There has been 33 Godzilla movies made, at least that I know of. It's a lot, and the challenge of shooting a movie in this franchise is to tell an interesting, original and dramatic story with mass appeal and deliver the wide-scale chaos that people want and I'll be honest, GODZILLA struggles to accomplish the task. The story of the Brody family is predictable and is used as a prologue to some monsters action, yet it seems to drag on forever. 

I understand needing to go through the motions to a certain extent, to set things up, but the domestic drama of Joe Brody seems to be going on forever. Godzilla is supposed to be about terrifying nuclear mutants, not about a grief stricken family, even if the family is grief stricken because of terrifying nuclear mutants.

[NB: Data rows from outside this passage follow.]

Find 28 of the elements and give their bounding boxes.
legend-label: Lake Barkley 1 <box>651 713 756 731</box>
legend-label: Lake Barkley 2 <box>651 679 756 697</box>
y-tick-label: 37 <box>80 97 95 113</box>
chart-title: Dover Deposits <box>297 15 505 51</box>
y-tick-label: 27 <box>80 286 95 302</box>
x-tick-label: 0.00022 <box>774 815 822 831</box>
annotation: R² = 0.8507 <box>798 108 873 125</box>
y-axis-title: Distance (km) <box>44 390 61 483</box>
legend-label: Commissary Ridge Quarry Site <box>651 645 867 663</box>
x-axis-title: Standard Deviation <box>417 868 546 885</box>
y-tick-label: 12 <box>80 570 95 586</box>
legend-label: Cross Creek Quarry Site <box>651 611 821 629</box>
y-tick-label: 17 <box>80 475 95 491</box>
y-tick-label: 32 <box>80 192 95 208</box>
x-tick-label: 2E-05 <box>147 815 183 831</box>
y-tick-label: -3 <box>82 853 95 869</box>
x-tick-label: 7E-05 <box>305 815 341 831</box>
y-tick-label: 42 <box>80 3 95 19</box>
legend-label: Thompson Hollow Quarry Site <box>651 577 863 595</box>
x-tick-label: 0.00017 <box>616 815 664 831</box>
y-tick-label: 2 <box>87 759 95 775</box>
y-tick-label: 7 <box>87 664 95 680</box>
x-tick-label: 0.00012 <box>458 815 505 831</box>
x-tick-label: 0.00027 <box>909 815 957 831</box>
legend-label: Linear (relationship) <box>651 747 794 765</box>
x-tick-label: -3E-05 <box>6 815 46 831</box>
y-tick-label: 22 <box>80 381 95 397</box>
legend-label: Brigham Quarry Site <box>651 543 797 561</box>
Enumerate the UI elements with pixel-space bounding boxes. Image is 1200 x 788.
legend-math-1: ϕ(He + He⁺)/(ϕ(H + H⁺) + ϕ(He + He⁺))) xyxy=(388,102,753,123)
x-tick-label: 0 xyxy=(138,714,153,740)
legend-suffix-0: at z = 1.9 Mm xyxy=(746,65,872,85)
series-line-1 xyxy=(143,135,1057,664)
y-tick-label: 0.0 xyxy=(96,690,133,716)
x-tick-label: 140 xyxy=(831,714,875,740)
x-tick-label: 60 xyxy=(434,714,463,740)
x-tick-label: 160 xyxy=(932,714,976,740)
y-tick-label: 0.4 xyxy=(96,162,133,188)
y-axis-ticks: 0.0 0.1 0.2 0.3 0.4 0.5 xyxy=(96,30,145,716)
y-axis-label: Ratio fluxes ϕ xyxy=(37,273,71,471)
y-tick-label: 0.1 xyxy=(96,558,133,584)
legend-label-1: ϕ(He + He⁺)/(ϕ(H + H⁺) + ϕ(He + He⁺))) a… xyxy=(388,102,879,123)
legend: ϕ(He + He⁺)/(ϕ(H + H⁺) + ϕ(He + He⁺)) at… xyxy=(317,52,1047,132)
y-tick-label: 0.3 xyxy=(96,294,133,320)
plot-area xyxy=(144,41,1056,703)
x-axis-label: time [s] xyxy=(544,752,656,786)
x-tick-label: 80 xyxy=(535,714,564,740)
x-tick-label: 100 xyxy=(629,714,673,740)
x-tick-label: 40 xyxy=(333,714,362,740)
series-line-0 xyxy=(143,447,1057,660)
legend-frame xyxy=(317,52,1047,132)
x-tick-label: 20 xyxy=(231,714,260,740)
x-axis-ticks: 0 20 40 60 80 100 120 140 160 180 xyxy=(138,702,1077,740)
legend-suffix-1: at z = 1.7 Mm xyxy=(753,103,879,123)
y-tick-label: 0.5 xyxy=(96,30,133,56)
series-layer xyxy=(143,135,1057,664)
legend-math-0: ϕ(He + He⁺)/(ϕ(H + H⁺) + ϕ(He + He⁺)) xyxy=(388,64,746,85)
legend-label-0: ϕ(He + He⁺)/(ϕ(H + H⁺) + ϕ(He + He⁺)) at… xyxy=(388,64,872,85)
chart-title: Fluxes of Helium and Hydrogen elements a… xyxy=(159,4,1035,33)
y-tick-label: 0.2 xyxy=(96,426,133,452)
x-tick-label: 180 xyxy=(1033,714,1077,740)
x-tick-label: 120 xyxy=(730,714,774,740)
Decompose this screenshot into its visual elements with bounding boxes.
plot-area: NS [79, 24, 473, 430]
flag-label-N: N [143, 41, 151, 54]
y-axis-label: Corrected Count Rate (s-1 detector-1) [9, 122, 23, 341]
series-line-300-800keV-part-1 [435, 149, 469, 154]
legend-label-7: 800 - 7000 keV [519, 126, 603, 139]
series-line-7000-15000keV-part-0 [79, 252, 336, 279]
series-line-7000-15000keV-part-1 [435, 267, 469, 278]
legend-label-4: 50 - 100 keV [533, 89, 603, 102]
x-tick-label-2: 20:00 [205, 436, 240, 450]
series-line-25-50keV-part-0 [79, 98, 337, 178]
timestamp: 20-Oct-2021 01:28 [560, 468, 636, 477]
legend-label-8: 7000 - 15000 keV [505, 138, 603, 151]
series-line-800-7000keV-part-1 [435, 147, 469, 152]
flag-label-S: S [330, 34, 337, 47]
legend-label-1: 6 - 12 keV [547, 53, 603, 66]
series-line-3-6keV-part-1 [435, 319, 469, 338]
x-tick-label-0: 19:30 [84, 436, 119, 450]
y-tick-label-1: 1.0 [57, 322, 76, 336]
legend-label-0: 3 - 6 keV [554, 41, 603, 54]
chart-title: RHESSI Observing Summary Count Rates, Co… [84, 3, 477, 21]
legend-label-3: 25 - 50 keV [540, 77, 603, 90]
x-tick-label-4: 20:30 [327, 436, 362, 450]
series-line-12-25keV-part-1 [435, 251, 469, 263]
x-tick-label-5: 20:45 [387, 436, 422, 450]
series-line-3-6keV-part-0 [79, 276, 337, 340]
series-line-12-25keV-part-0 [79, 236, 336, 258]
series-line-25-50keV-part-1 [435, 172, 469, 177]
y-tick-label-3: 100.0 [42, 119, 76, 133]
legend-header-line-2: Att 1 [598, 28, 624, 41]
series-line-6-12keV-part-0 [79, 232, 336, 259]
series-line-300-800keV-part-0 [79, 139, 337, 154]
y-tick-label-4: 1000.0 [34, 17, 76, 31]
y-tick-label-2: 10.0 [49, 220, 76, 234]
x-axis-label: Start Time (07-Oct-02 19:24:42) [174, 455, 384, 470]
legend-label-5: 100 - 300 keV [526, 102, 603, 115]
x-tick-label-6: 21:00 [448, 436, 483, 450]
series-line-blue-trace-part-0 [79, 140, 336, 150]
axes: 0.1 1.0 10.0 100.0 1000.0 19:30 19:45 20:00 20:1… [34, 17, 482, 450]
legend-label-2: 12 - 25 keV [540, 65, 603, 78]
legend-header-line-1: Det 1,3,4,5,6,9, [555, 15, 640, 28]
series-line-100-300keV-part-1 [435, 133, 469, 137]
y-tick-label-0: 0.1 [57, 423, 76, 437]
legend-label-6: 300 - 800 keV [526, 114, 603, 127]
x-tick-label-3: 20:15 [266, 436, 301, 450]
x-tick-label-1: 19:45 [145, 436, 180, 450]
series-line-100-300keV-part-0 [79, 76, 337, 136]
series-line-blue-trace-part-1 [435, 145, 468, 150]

For those who are looking forward to seeing the magnificent Bryan Cranston in action here, understand that his role is a belittling of his talent in itself. I almost threw in the towel on the movie after seeing Cranston do the Tom Cruise dash.

''Director, what's my line again?''

''DEEEEEERRRPPP.''

But I'm glad I didn't.

You know what? Once Godzilla FINALLY showed his majestic self on screen, sporting an early-Mike Tyson ready-to-throw-down stare, it was all OK. I kind of got what it was all about. GODZILLA is dramatically constructed like a boxing night. It's at first deliberately frustrating, but it feeds on your anticipation. You paid to see the main event, but the movie is going to put you through the undercard first and tase you with glimpses at the featured attraction. It's kind of manipulative, but it worked for me. I was getting restless in my plane seat, and then I let out a heartfelt : ''AAAAAAAAW YEAAAAAAAAH'' as Godzilla and the MUTOs were about to throw down in the Bay area. I don't really hold freakin' GODZILLA to any standards of narrative integrity. Give me angry monsters fighting and I'll be fine.

Overall, I really liked GODZILLA. It gave me what I was hoping for. I did not watch PACIFIC RIM in 2013 and I like to believe that I've outgrown my love for giant things fighting one another, but there's something about this Japanese nuclear fella that's hard not to love. He's got an aura and a mythology that you can't replicate through other projects. GODZILLA is a mainstream movie, which means that it's meant to please as many people as possible AND that it's probably going to piss off the purists. I'm no purist of the franchise, so I liked it a lot. There is not as much Godzilla as I wished there was, but it matters when he's on screen. It's entertainment before it is art, but it's clever and dynamic and it's a lot of fun.